Turner is now entering his dotage. He falls over, but won’t let Mrs Booth fuss over him, he paints while she cleans his brushes, and he recites for her a bawdy poem of his own.
He visits the Royal Academy and chortles dismissively at the Pre-Raphaelites, and one day, when visiting his London house, he absent-mindedly confuses two coats, putting on one instead of the other, which he has just taken off.
Arriving back to Mrs. Booth, Turner is, with some difficulty, describing his visit that day to Hyde Park to look at the construction of Crystal Palace. Suddenly, he has a heart attack.
Meanwhile, Hannah finds Turner’s discarded jacket, which has been soiled by one of her cats. A letter she finds in one of the pockets is addressed to him at his Chelsea house, the existence of which she is, of course, entirely ignorant. Dr. Price has travelled up from Margate by the new railway. Examining the now bed-ridden Turner, he warns him that his days are numbered. The patient invites the doctor to take a large sherry and reassess his diagnosis. At Dr Price’s refusal to do this, Turner reflects that he is now to become a nonentity, a notion the doctor rejects.
At the front door, Dr. Price takes his leave of Mrs. Booth. As he walks away, he passes Hannah, who, severely shrouded to conceal her scarred face, has come with a woman friend to find Turner’s house.
She does so, and is extremely distressed. The next-door neighbor confirms that an ailing elderly gentleman does indeed live there “with his good lady wife”, and Hannah leaves, distraught.
In and out of delirium, Turner, much though Mrs.
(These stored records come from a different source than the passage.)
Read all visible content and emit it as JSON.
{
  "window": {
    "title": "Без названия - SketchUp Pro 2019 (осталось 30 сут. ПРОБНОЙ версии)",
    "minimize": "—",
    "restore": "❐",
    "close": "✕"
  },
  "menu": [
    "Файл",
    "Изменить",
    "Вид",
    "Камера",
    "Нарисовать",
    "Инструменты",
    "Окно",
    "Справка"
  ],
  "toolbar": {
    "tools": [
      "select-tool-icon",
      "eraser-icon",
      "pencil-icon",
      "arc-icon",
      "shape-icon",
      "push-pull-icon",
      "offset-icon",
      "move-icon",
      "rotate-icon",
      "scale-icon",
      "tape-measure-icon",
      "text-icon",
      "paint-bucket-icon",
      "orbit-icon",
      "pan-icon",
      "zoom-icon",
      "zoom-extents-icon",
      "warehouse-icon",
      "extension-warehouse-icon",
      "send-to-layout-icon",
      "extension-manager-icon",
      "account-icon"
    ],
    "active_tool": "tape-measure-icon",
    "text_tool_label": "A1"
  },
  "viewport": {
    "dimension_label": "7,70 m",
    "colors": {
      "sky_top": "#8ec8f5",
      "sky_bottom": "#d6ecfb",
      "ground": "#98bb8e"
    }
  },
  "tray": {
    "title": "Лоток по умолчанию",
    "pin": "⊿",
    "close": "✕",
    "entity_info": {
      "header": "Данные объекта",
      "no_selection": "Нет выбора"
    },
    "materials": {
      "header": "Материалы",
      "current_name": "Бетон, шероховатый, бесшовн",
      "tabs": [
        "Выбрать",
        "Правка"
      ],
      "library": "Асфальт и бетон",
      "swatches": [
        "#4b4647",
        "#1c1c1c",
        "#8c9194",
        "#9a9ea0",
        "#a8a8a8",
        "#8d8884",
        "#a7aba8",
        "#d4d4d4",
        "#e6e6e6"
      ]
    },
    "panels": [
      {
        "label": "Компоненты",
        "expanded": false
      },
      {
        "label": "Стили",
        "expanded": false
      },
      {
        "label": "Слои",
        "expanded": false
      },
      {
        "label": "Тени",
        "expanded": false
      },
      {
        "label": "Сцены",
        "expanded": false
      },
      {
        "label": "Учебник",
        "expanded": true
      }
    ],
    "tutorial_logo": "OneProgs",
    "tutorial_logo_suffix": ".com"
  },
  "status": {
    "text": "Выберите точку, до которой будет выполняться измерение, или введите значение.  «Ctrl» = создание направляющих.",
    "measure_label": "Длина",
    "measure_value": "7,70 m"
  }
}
Booth tries to stop him, insists on going outside in his bed-shirt to sketch the corpse of a young woman the police have recovered from the river. Turner collapses, and Mrs. Booth helps him back into the house and upstairs.
Turner is now on his death bed. Mrs. Booth and Dr. Price sit with him. Suddenly he mumbles something to Mrs. Booth. It is “me damsel”, his name for Hannah. Then he declares, “The sun is God!” laughs briefly, and dies.
The doctor checks his pulse and closes his eyes. Mrs. Booth buries her face in Turner’s arm. We now see an image of Turner standing, drawing, silhouetted against the enormous setting sun.
Mrs. Booth is vigorously cleaning her window. She is wearing black. She stops for a few moments, and thinks about Turner. She is wistful, sad, gently amused, proud. She resumes her task.
Hannah rattles around in the now decaying, cluttered, dusty gallery and studio, muttering, weeping, sad and lonely.